또한 \(B_k\in \sigma(X_1,\ldots,X_k)\) and \(\{|S_n-S_k|>2\alpha\}\in \sigma(X_{k+1},\ldots,X_n)\) 가 독립이기 때문에, \[\begin{eqnarray*} P\left( \max_{1\le j\le n} |S_j|\ge 3\alpha \right) &\le& P(|S_n|\ge \alpha)+\sum_{k=1}^{n-1}P\left(|S_n-S_k|>2\alpha \right)\\ &\le& P(|S_n|\ge \alpha)+\sum_{k=1}^{n-1}P\left(B_k\cap\{|S_n-S_k|>2\alpha\} \right)\\ &\le& P(|S_n|\ge \alpha)+\sum_{k=1}^{n-1}P(B_k)P\left(|S_n-S_k|>2\alpha\right)\\ &\le& P(|S_n|\ge \alpha)+\max_{1\le j\le n}P\left(|S_n-S_j|>2\alpha\right)\sum_{k=1}^{n-1}P(B_k)\\ &\le& P(|S_n|\ge \alpha)+\max_{1\le j\le n}P\left(|S_n-S_j|>2\alpha\right)\\ &\le& P(|S_n|\ge \alpha)+\max_{1\le j\le n}[P\left(|S_n|>\alpha\right)+P(|S_j|>\alpha)]\\ &\le& 2P(|S_n|\ge \alpha)+\max_{1\le j\le n}P(|S_j|>\alpha)\le 3P(|S_n|\ge \alpha) \end{eqnarray*}\]
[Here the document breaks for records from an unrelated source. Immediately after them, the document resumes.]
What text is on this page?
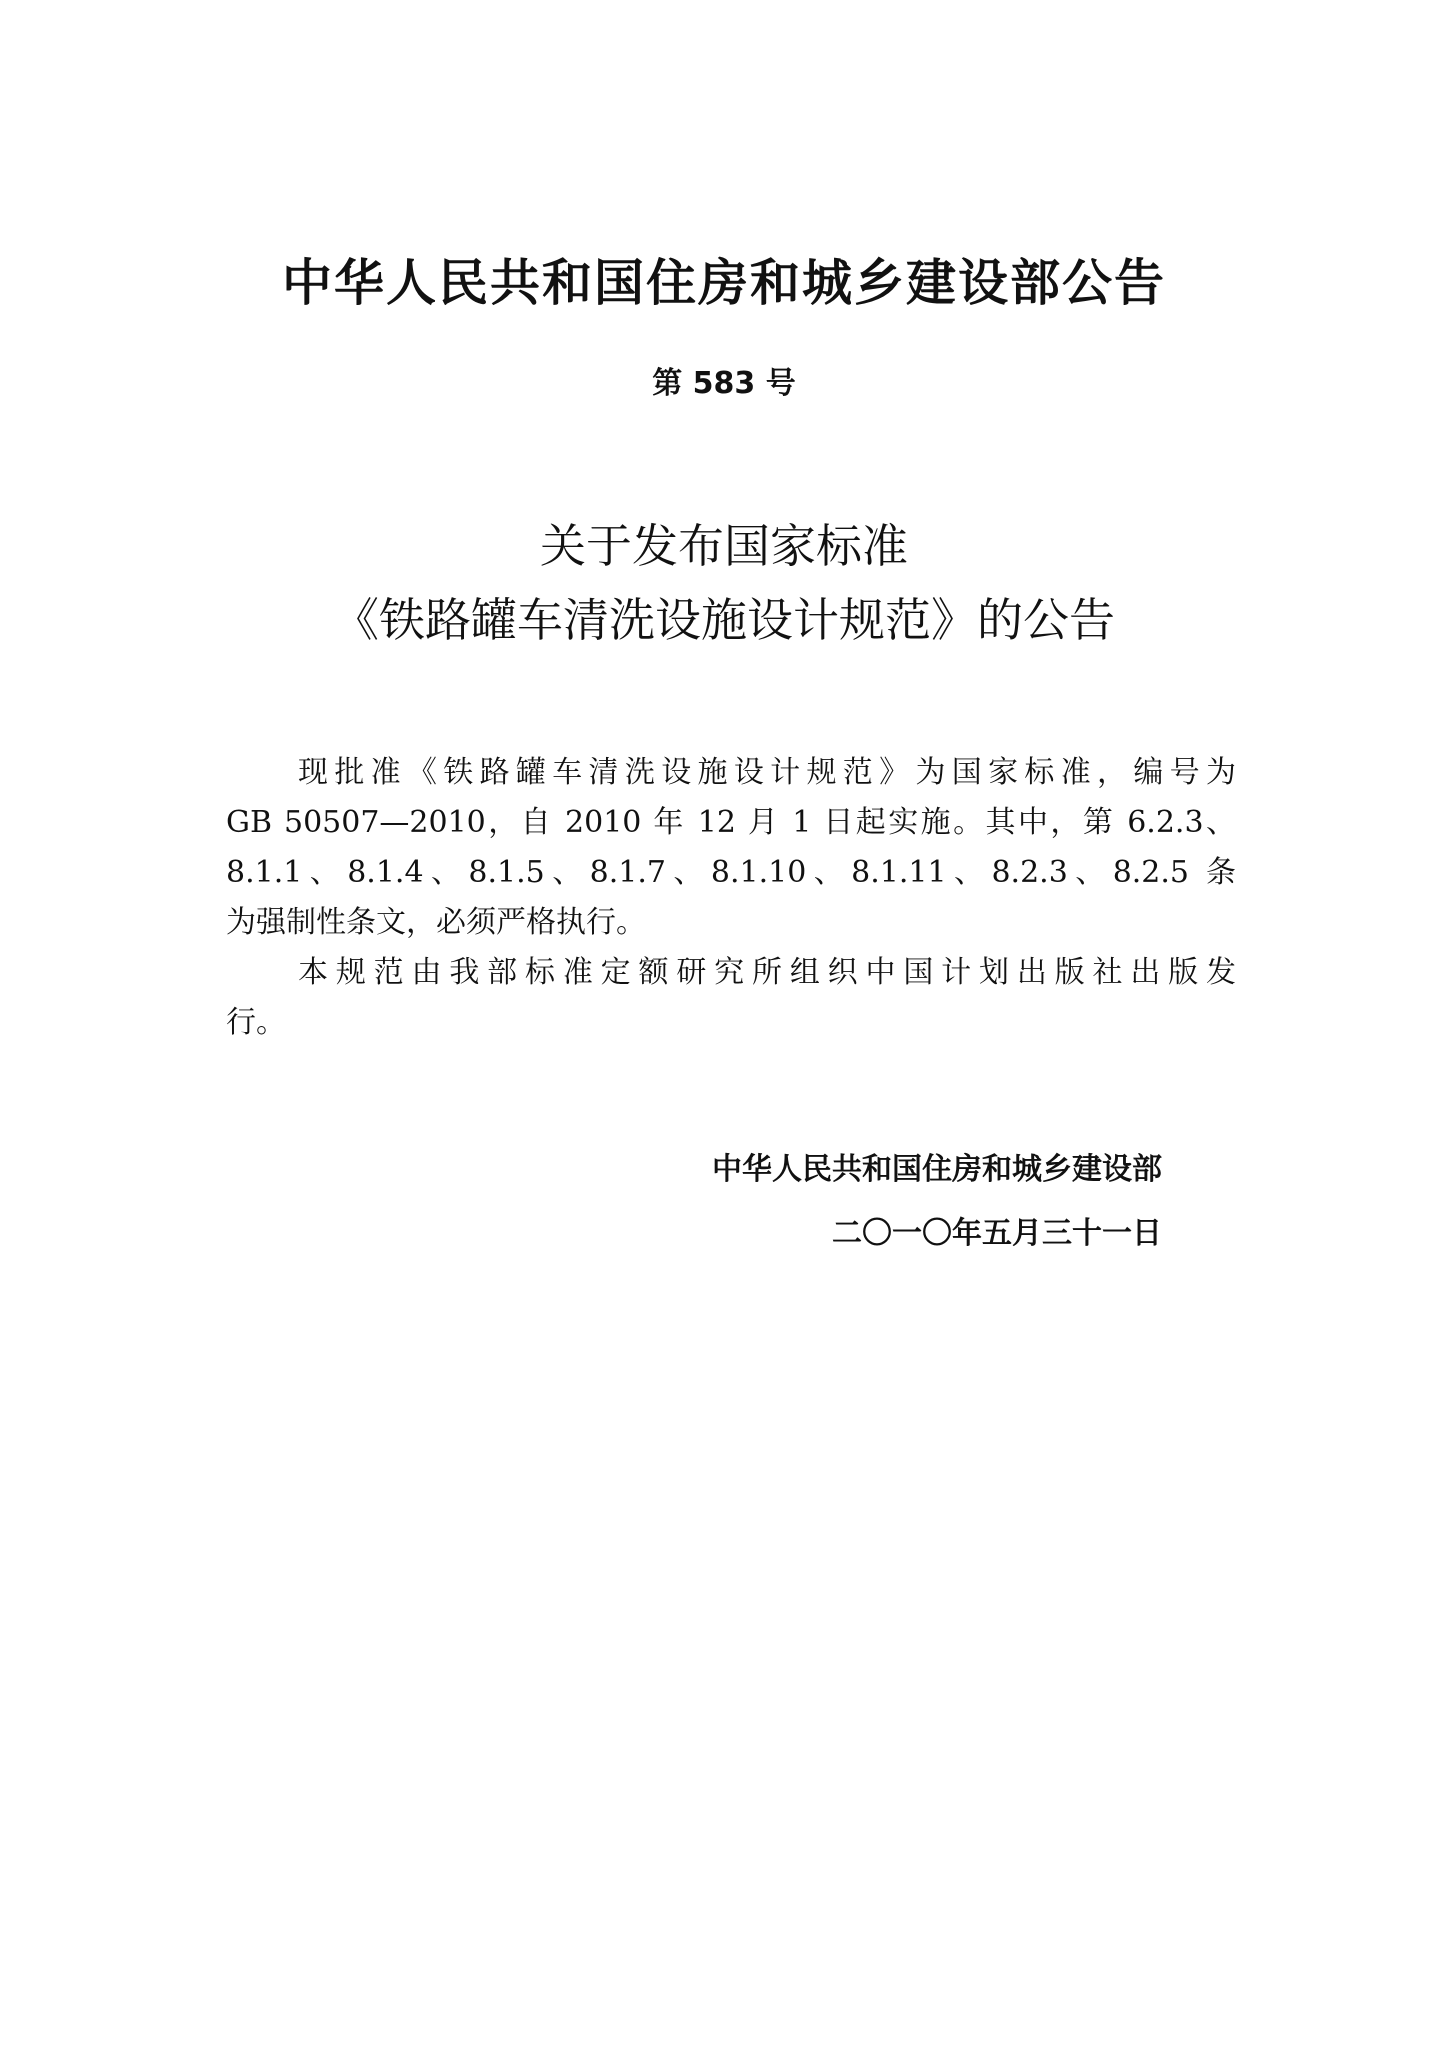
中华人民共和国住房和城乡建设部公告
第 583 号
关于发布国家标准
《铁路罐车清洗设施设计规范》的公告
现批准《铁路罐车清洗设施设计规范》为国家标准，编号为
GB 50507—2010，自 2010 年 12 月 1 日起实施。其中，第 6.2.3、
8.1.1、8.1.4、8.1.5、8.1.7、8.1.10、8.1.11、8.2.3、8.2.5 条
为强制性条文，必须严格执行。
本规范由我部标准定额研究所组织中国计划出版社出版发
行。
中华人民共和国住房和城乡建设部
二〇一〇年五月三十一日
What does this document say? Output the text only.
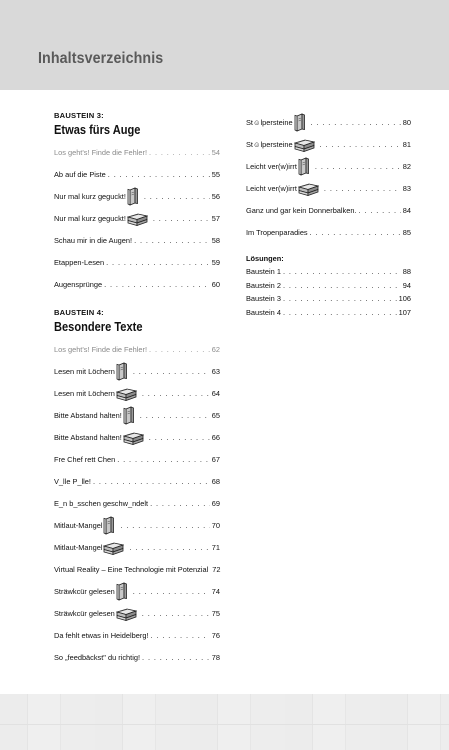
Inhaltsverzeichnis
BAUSTEIN 3:
Etwas fürs Auge
Los geht's! Finde die Fehler! . . .	54
Ab auf die Piste . . .	55
Nur mal kurz geguckt! . . .	56
Nur mal kurz geguckt! . . .	57
Schau mir in die Augen! . . .	58
Etappen-Lesen . . .	59
Augensprünge . . .	60
BAUSTEIN 4:
Besondere Texte
Los geht's! Finde die Fehler! . . .	62
Lesen mit Löchern . . .	63
Lesen mit Löchern . . .	64
Bitte Abstand halten! . . .	65
Bitte Abstand halten! . . .	66
Fre Chef rett Chen . . .	67
V_lle P_lle! . . .	68
E_n b_sschen geschw_ndelt . . .	69
Mitlaut-Mangel . . .	70
Mitlaut-Mangel . . .	71
Virtual Reality – Eine Technologie mit Potenzial . . . 72
Sträwkcür gelesen . . .	74
Sträwkcür gelesen . . .	75
Da fehlt etwas in Heidelberg! . . .	76
So „feedbäckst" du richtig! . . .	78
St☺lpersteine . . .	80
St☺lpersteine . . .	81
Leicht ver(w)irrt . . .	82
Leicht ver(w)irrt . . .	83
Ganz und gar kein Donnerbalken. . . .	84
Im Tropenparadies . . .	85
Lösungen:
Baustein 1 . . .	88
Baustein 2 . . .	94
Baustein 3 . . .	106
Baustein 4 . . .	107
마지막 부등호에서 \(\{|S_n-S_j|>2\alpha\}\subset\{|S_n|>\alpha\}\cup\{|S_j|>\alpha\}\)이다. 예시로 \(S_n=3\alpha\), \(S_k=2\alpha\)면 우변은 성립하지만 좌변은 성립하지 않는다.
숫자 3과 \(\max\)가 밖으로 빠져나온다고 기억하면 쉽다.
매우 중요하다.
If \(X_1, X_2,\ldots\) are independent mean 0 random variables with \(\sum_{n=1}^\infty \text{Var}(X_n)<\infty\), then \(\sum_{n=1}^\infty X_n\) converges a.s. and in \(L^2\). Moreover, \(E(\sum_{n=1}^\infty X_n)=0\) and \(\text{Var}(\sum_{n=1}^\infty X_n)= \sum_{n=1}^\infty \text{Var}(X_n)\).
우선 independent, mean 0 조건이기 때문에 Kolmogorov의 inequality를 쓴다는 것을 기억하자.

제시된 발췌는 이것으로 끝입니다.